Italy v Commission
Jurisdiction | European Union |
Celex Number | 62006TJ0060 |
Date | 22 April 2016 |
Court | General Court (European Union) |
Docket Number | T-62/06 |
ARRÊT DU TRIBUNAL (première chambre élargie)
22 avril 2016 (*)
« Aides d’État – Directive 92/81/CEE – Droits d’accises sur les huiles minérales – Huiles minérales utilisées comme combustible pour la production d’alumine – Exonération de l’accise – Caractère sélectif de la mesure – Aides pouvant être considérées comme compatibles avec le marché commun – Encadrement communautaire des aides d’État pour la protection de l’environnement – Lignes directrices concernant les aides d’État à finalité régionale de 1998 – Confiance légitime – Sécurité juridique – Principe lex specialis derogat legi generali – Principe de la présomption de légalité et de l’effet utile des actes des institutions – Principe de bonne administration – Obligation de motivation »

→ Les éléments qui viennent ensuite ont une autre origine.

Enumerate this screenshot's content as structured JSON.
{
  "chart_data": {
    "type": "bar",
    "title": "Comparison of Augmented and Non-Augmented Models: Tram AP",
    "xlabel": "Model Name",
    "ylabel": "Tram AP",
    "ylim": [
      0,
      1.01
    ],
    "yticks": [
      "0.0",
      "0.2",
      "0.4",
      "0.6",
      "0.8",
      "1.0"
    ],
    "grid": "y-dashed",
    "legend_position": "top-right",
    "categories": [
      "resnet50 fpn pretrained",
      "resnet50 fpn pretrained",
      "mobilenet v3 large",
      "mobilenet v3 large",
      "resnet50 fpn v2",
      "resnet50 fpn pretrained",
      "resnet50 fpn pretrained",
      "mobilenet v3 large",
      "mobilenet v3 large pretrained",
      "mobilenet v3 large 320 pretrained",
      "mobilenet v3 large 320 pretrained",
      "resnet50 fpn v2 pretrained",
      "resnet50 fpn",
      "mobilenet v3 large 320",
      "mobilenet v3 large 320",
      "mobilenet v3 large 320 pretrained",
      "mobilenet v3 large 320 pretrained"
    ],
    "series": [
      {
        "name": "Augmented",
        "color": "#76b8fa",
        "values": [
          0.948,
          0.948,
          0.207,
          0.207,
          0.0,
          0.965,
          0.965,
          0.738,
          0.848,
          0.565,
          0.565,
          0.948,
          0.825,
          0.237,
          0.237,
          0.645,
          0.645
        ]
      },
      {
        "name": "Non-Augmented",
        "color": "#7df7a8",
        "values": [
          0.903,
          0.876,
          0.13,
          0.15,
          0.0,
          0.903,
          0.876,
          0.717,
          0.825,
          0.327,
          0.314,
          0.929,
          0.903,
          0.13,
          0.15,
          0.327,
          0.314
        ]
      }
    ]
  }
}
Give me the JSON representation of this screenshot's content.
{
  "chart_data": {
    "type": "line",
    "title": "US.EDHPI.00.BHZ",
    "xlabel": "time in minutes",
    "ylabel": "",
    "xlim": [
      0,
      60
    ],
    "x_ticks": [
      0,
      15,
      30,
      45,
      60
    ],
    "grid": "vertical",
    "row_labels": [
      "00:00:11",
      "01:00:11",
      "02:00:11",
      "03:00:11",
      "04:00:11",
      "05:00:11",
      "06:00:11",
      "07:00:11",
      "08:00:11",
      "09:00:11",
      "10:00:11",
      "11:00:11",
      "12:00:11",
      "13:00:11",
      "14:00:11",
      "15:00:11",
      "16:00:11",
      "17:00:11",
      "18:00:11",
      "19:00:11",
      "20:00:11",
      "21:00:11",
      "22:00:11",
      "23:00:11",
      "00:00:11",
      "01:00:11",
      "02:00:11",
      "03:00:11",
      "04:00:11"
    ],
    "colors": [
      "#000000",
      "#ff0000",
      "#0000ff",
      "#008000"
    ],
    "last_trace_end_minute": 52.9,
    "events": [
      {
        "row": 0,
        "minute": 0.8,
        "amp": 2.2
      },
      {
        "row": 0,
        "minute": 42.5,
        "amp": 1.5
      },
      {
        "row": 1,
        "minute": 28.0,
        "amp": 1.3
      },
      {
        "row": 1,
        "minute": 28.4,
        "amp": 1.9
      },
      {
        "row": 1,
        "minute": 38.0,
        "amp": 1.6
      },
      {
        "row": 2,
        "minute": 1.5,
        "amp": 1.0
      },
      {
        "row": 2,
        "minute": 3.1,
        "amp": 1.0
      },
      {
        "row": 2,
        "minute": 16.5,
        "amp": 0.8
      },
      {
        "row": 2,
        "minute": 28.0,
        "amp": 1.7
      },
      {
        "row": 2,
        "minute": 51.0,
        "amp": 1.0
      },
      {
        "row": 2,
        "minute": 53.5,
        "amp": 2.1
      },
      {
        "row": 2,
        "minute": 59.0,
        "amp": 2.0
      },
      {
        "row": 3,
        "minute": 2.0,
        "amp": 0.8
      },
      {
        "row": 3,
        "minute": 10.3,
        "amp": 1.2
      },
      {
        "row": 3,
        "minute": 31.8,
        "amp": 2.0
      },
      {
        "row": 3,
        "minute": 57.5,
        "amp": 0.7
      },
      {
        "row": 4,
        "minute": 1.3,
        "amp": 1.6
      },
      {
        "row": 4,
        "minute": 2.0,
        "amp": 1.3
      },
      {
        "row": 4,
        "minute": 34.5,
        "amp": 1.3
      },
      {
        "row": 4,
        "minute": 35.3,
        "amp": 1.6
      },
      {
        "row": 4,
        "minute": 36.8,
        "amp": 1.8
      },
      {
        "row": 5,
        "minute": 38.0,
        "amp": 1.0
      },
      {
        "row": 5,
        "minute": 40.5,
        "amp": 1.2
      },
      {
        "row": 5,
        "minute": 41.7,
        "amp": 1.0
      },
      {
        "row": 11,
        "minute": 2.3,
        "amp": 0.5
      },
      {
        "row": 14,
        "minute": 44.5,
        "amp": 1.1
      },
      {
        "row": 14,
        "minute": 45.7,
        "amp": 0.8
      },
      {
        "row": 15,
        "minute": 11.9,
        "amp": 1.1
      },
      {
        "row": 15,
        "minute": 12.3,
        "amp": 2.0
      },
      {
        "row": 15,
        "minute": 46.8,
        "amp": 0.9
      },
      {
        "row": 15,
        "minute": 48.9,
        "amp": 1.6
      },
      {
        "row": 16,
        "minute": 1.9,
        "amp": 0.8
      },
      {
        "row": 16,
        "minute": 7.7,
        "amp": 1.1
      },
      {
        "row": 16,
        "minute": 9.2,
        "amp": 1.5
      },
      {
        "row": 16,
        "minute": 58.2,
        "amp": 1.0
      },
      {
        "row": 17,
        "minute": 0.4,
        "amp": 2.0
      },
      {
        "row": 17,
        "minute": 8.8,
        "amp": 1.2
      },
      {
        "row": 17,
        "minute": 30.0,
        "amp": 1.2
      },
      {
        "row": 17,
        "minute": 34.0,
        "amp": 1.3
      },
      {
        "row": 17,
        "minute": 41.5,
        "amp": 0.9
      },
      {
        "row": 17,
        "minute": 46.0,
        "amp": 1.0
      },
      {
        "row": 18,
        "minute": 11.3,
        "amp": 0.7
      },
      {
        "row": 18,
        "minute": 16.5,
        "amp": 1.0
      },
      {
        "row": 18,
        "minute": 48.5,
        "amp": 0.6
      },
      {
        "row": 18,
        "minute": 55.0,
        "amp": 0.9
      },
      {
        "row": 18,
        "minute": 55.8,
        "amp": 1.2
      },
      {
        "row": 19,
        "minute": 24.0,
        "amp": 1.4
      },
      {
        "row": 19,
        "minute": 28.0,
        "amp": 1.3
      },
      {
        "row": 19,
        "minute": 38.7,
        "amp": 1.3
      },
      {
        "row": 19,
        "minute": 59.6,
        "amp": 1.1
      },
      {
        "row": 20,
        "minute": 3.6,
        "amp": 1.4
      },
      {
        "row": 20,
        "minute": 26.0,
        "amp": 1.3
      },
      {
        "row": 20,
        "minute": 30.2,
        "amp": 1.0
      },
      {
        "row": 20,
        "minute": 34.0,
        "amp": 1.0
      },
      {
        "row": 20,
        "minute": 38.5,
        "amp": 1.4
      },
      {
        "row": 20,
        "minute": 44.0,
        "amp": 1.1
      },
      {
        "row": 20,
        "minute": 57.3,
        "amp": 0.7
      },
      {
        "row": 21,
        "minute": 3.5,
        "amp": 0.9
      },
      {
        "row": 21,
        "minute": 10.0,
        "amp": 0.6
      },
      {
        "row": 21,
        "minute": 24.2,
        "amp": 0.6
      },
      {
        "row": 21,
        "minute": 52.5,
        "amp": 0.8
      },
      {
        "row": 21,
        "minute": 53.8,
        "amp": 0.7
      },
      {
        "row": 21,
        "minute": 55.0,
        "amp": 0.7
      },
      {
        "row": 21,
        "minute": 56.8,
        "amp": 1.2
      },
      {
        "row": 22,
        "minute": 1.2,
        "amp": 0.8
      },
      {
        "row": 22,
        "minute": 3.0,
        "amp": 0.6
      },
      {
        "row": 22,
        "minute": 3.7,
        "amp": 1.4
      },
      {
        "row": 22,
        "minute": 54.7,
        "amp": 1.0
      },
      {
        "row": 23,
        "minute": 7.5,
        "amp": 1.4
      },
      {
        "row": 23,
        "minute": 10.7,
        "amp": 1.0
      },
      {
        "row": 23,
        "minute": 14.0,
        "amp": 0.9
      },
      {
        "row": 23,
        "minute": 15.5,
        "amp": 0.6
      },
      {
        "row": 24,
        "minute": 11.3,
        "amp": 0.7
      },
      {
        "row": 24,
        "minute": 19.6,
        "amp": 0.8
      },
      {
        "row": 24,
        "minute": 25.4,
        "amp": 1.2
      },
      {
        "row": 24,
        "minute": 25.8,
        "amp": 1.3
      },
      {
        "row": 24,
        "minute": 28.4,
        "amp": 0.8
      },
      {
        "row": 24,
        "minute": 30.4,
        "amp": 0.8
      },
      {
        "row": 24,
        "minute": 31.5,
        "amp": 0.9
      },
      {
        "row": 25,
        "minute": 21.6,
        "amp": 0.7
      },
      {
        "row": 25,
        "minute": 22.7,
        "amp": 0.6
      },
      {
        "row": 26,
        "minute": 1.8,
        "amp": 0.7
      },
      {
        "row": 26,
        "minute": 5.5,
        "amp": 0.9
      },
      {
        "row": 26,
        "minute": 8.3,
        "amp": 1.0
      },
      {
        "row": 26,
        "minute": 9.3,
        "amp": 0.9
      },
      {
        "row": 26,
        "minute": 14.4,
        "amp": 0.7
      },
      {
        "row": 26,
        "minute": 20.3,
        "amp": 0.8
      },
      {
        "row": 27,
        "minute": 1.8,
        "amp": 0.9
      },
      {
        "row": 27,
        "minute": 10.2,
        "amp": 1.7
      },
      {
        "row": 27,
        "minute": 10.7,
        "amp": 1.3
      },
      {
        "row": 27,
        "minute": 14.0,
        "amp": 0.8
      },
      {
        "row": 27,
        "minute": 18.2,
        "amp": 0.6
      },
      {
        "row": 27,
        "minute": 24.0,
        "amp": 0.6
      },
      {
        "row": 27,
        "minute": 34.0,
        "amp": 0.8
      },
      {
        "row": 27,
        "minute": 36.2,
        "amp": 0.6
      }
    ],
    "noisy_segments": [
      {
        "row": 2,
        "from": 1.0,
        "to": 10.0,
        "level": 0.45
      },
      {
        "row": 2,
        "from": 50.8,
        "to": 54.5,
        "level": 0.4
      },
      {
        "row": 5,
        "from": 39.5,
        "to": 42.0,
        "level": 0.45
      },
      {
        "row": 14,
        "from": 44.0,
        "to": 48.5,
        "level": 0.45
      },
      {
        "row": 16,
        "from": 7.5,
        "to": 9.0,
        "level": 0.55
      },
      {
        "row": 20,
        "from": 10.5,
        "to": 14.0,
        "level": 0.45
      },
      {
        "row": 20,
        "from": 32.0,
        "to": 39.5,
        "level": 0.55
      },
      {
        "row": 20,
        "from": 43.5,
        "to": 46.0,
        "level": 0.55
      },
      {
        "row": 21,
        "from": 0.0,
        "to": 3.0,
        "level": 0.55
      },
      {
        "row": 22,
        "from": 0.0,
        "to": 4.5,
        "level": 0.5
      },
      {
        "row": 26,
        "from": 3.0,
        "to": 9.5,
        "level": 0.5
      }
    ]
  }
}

Dans les affaires jointes T‑60/06 RENV II et T‑62/06 RENV II,
République italienne, représentée par Mme G. Palmieri, en qualité d’agent, assistée de M. G. Aiello, avvocato dello Stato,
Eurallumina SpA, établie à Portoscuso (Italie), représentée par Mme L. Martin Alegi, MM. R. Denton, A. Stratakis et Mme L. Philippou, solicitors,
parties requérantes,
contre
Commission européenne, représentée par MM. V. Di Bucci, N. Khan, G. Conte, D. Grespan et Mme K. Walkerová, en qualité d’agents,
partie défenderesse,
ayant pour objet une demande d’annulation de la décision 2006/323/CE de la Commission, du 7 décembre 2005, concernant l’exonération du droit d’accise sur les huiles minérales utilisées comme combustible pour la production d’alumine dans la région de Gardanne, dans la région du Shannon et en Sardaigne, mise en œuvre respectivement par la France, l’Irlande et l’Italie (JO 2006, L 119, p. 12), pour autant que celle-ci constate l’existence d’une aide d’État accordée par la République italienne, entre le 3 février 2002 et le 31 décembre 2003, sur le fondement de l’exonération du droit d’accise sur les huiles minérales utilisées comme combustible pour la production d’alumine en Sardaigne (Italie) et qu’elle ordonne à la République italienne de récupérer ladite aide,
LE TRIBUNAL (première chambre élargie),
composé de M. H. Kanninen, président, Mme I. Pelikánová (rapporteur), MM. E. Buttigieg, S. Gervasoni et L. Madise, juges,
greffier : M. J. Palacio González, administrateur principal,
vu la procédure écrite et à la suite de l’audience du 6 mars 2015,
rend le présent
Arrêt
Antécédents du litige
L’exonération litigieuse
1 L’alumine (ou oxyde d’aluminium) est une poudre blanche principalement utilisée dans les fonderies pour produire de l’aluminium. Elle est extraite de la bauxite par un procédé de raffinage dont la dernière étape est la calcination. L’alumine calcinée est utilisée à plus de 90 % pour la fusion de l’aluminium. Le reste est soumis à de nouvelles transformations et est utilisé dans des applications chimiques. Il existe deux marchés de produits distincts, à savoir celui de l’alumine métallurgique et celui de l’alumine chimique. Des huiles minérales peuvent être utilisées comme combustible pour la production d’alumine.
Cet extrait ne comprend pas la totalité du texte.